In 1996, while the Republicans convened in San Diego's convention center, I stood watch at a Christian Coalition rally. There Ralph Reed -- then the coalition's executive director, now an adviser to the Bush campaign -- waved a copy of the document from the podium and declared to his troops, "This is your platform!" Indeed, under the direction of 1996 platform committee chairman Rep. Henry Hyde of Illinois, the religious right was given full reign over the Republican Party platform, leaving poor old Bob Dole to run on a document he claimed not to have read. And no wonder candidate Dole trembled at the thought of cracking its cover; in addition to the Human Life plank, it called for the abolishment of the Department of Education, the prohibition of Senate ratification of important international treaties and for maintaining the ban on gays in the military.

The right won the platform fight four years ago because of Pat Buchanan's triumph in the New Hampshire primary, and the militia of convention delegates who came his way in subsequent primary races. In order to avert a noisy walkout at the convention by the Buchanan brigades, party leaders allowed Buchanan's team to author the platform. This year, with Buchanan gone from the party and the Christian Coalition in a waning cycle, the right stands to hold less sway over the platform as a whole. But, says Cullman, right-wing forces still will have a large say in how the abortion issue is handled, though less influence on "other issues." One way to interpret Cullman's statement is to suggest that, in order to win the support of conservative Christians in the general election, Bush and GOP leaders may be expected to let the right hang onto control of the party's abortion policy in exchange for reforming past statements on issues such as international treaties and education.

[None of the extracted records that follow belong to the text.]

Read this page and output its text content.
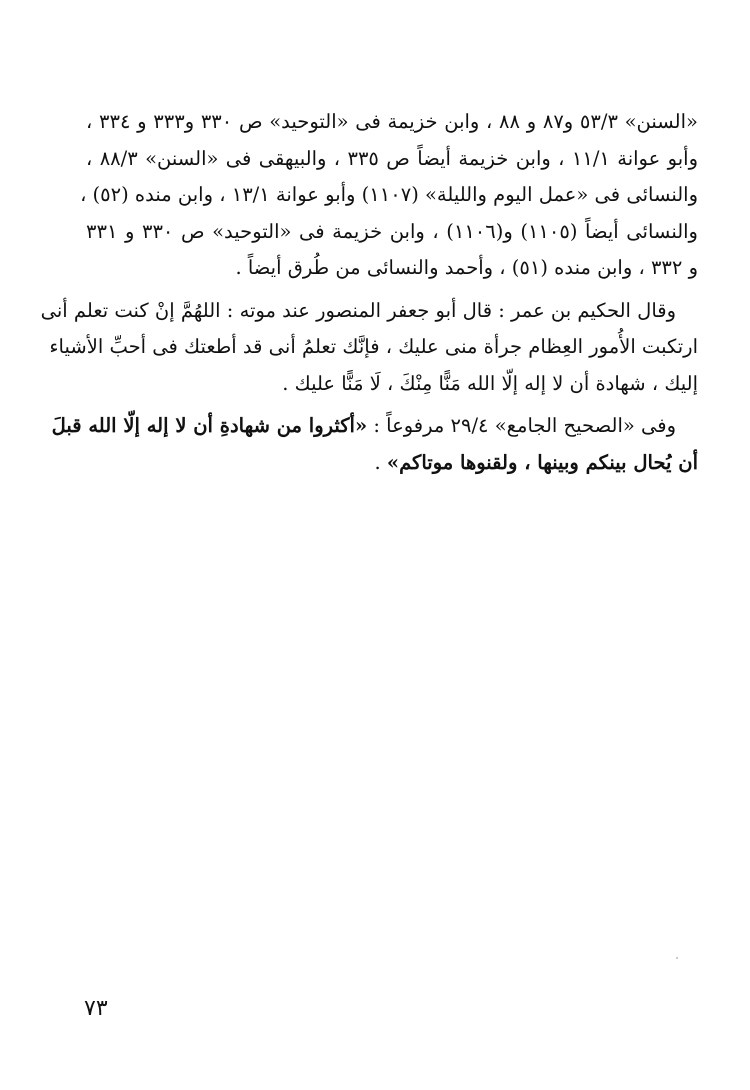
«السنن» ٥٣/٣ و٨٧ و ٨٨ ، وابن خزيمة فى «التوحيد» ص ٣٣٠ و٣٣٣ و ٣٣٤ ،
وأبو عوانة ١١/١ ، وابن خزيمة أيضاً ص ٣٣٥ ، والبيهقى فى «السنن» ٨٨/٣ ،
والنسائى فى «عمل اليوم والليلة» (١١٠٧) وأبو عوانة ١٣/١ ، وابن منده (٥٢) ،
والنسائى أيضاً (١١٠٥) و(١١٠٦) ، وابن خزيمة فى «التوحيد» ص ٣٣٠ و ٣٣١
و ٣٣٢ ، وابن منده (٥١) ، وأحمد والنسائى من طُرق أيضاً .

وقال الحكيم بن عمر : قال أبو جعفر المنصور عند موته : اللهُمَّ إنْ كنت تعلم أنى
ارتكبت الأُمور العِظام جرأة منى عليك ، فإنَّك تعلمُ أنى قد أطعتك فى أحبِّ الأشياء
إليك ، شهادة أن لا إله إلّا الله مَنًّا مِنْكَ ، لَا مَنًّا عليك .

وفى «الصحيح الجامع» ٢٩/٤ مرفوعاً : «أكثروا من شهادةِ أن لا إله إلّا الله قبلَ
أن يُحال بينكم وبينها ، ولقنوها موتاكم» .

٧٣
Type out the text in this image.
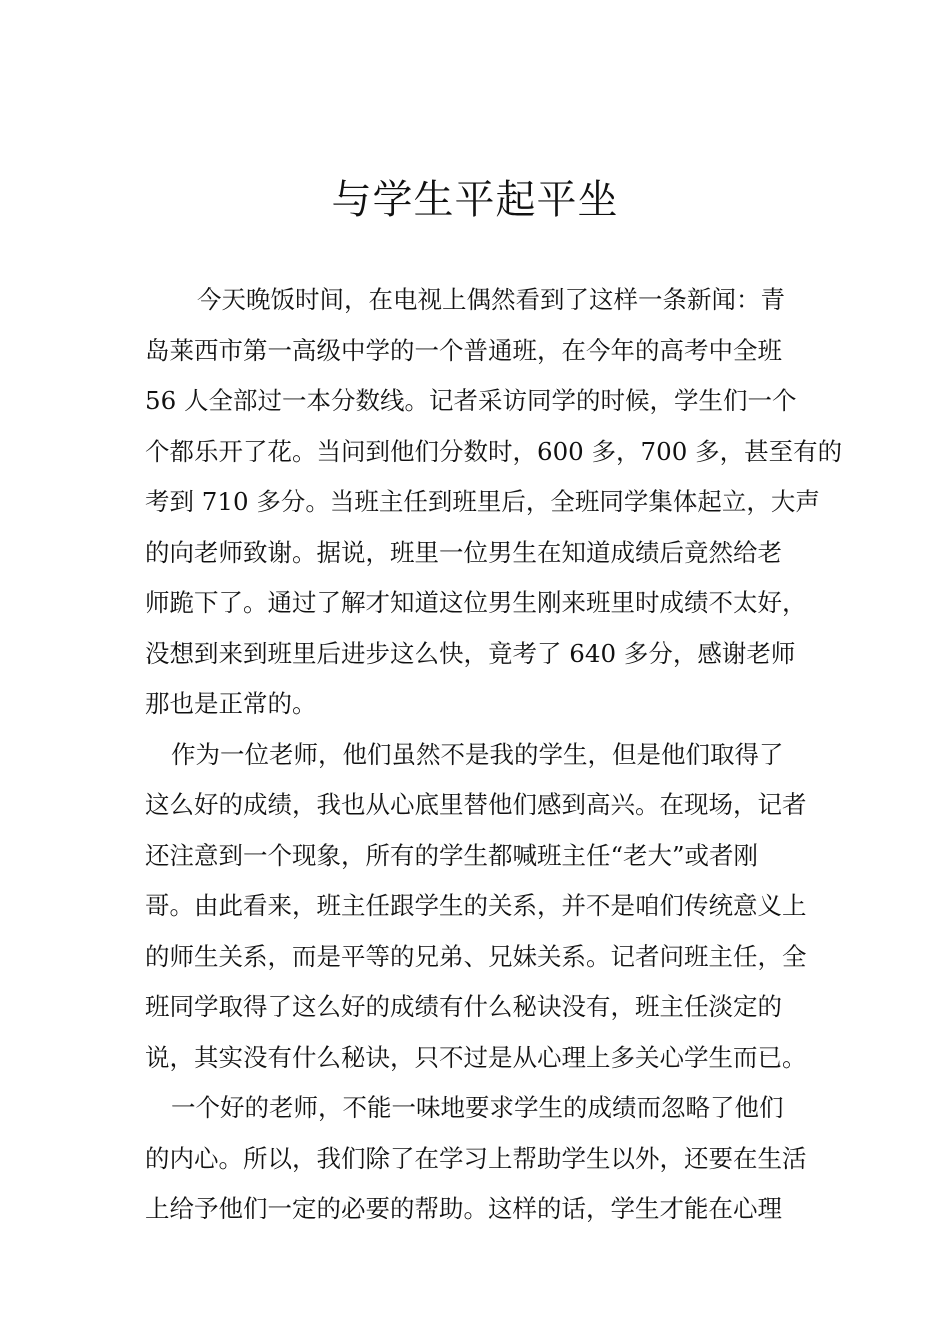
与学生平起平坐
今天晚饭时间，在电视上偶然看到了这样一条新闻：青
岛莱西市第一高级中学的一个普通班，在今年的高考中全班
56 人全部过一本分数线。记者采访同学的时候，学生们一个
个都乐开了花。当问到他们分数时，600 多，700 多，甚至有的
考到 710 多分。当班主任到班里后，全班同学集体起立，大声
的向老师致谢。据说，班里一位男生在知道成绩后竟然给老
师跪下了。通过了解才知道这位男生刚来班里时成绩不太好，
没想到来到班里后进步这么快，竟考了 640 多分，感谢老师
那也是正常的。
作为一位老师，他们虽然不是我的学生，但是他们取得了
这么好的成绩，我也从心底里替他们感到高兴。在现场，记者
还注意到一个现象，所有的学生都喊班主任“老大”或者刚
哥。由此看来，班主任跟学生的关系，并不是咱们传统意义上
的师生关系，而是平等的兄弟、兄妹关系。记者问班主任，全
班同学取得了这么好的成绩有什么秘诀没有，班主任淡定的
说，其实没有什么秘诀，只不过是从心理上多关心学生而已。
一个好的老师，不能一味地要求学生的成绩而忽略了他们
的内心。所以，我们除了在学习上帮助学生以外，还要在生活
上给予他们一定的必要的帮助。这样的话，学生才能在心理
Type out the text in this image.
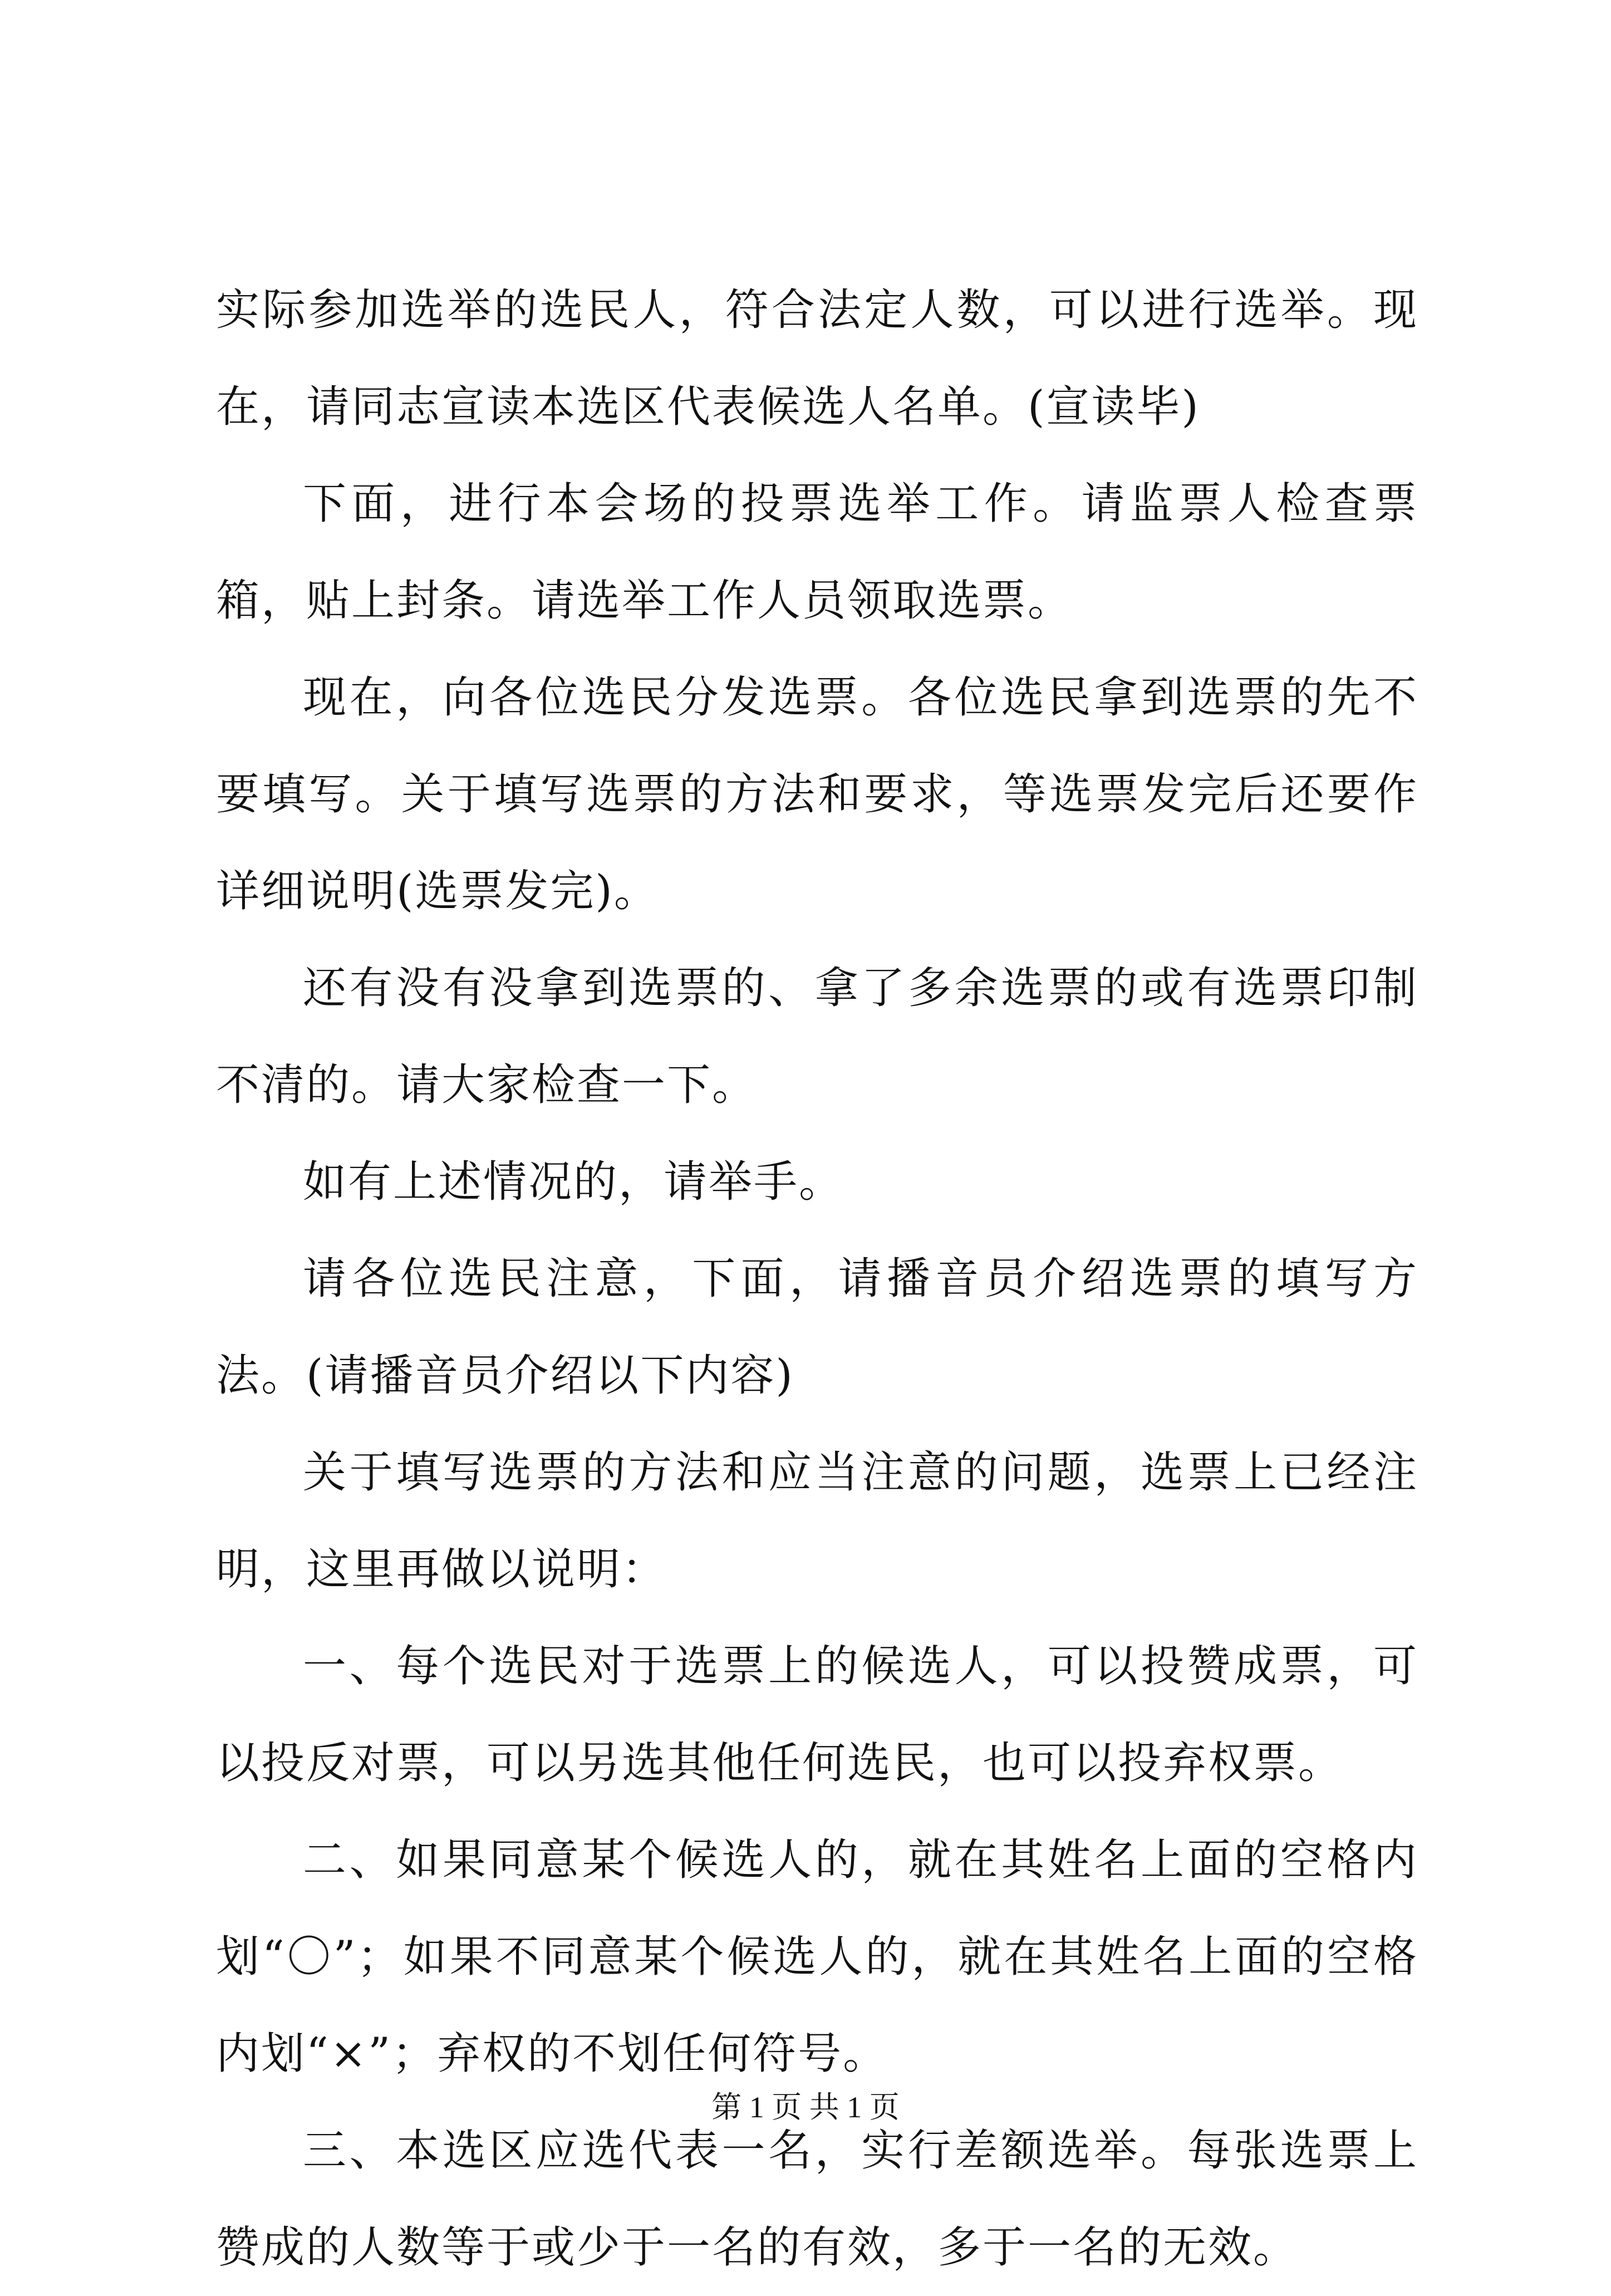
实际参加选举的选民人，符合法定人数，可以进行选举。现在，请同志宣读本选区代表候选人名单。(宣读毕)

下面，进行本会场的投票选举工作。请监票人检查票箱，贴上封条。请选举工作人员领取选票。

现在，向各位选民分发选票。各位选民拿到选票的先不要填写。关于填写选票的方法和要求，等选票发完后还要作详细说明(选票发完)。

还有没有没拿到选票的、拿了多余选票的或有选票印制不清的。请大家检查一下。

如有上述情况的，请举手。

请各位选民注意，下面，请播音员介绍选票的填写方法。(请播音员介绍以下内容)

关于填写选票的方法和应当注意的问题，选票上已经注明，这里再做以说明：

一、每个选民对于选票上的候选人，可以投赞成票，可以投反对票，可以另选其他任何选民，也可以投弃权票。

二、如果同意某个候选人的，就在其姓名上面的空格内划“〇”；如果不同意某个候选人的，就在其姓名上面的空格内划“×”；弃权的不划任何符号。

三、本选区应选代表一名，实行差额选举。每张选票上赞成的人数等于或少于一名的有效，多于一名的无效。

第 1 页 共 1 页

All indications point that direction. As to whether or not the 1996 language on abortion will remain in the platform, Thompson says, "I hope that it is, but I'm not sure that it will be." If the committee chairman hopes enough for it, the language most likely will remain. But Thompson has also called for the creation of a fresh, new document, which would indicate that he hopes for change in other areas. Watch especially for a new plank on women's health issues, which will likely attempt to offset the brouhaha that will result if the Human Life plank is retained.

The floor-fight scenario

While Republican National Committee Chairman Jim Nicholson has predicted no floor fight on the abortion issue, Thompson has indicated that he is less certain of that prospect. In 1996, Cullman's forces nearly pulled off a floor fight, which requires the combined efforts of six delegations, until, at the very last minute, pro-choice New Jersey Gov. Christine Todd Whitman asked her state's delegates not to join the fight. Cullman still will not say whether a floor fight is a real possibility at the upcoming convention, largely because the delegate lists have yet to be finalized. Until those lists are completed, no one really knows what ratio of right-wingers to moderates will represent their states on the convention floor.

Even a majority of pro-choice delegates within six state delegations fails to promise a convention dust-up, as learned in the lesson of '96. Within the Republican pro-choice faction, differences exist as to how best to handle the abortion dilemma. Whitman once again is signaling her reticence about making a stink, though she is arguing for a pro-choice running mate. This weekend she told Sam Donaldson: "[T]he platform does not determine how a candidate runs a campaign or how an office holder conducts their business. ¿ It is something that's been there over the years to allow the members of a party to have a say, but it is not central to how campaigns are run." (How's that for a statement of principle?)

In his zeal to unite his party behind him, Bush runs the risk of alienating several important factions by trying to appease all while being true to none. The irony of Bush's troubles with the right lies in his own record in Texas as a notably anti-abortion governor. Yet, if he gives into his natural constituency, his motto of "compassionate conservatism" will ring hollow. It is hard to see how he can emerge unscathed next month from the City of Brotherly Love.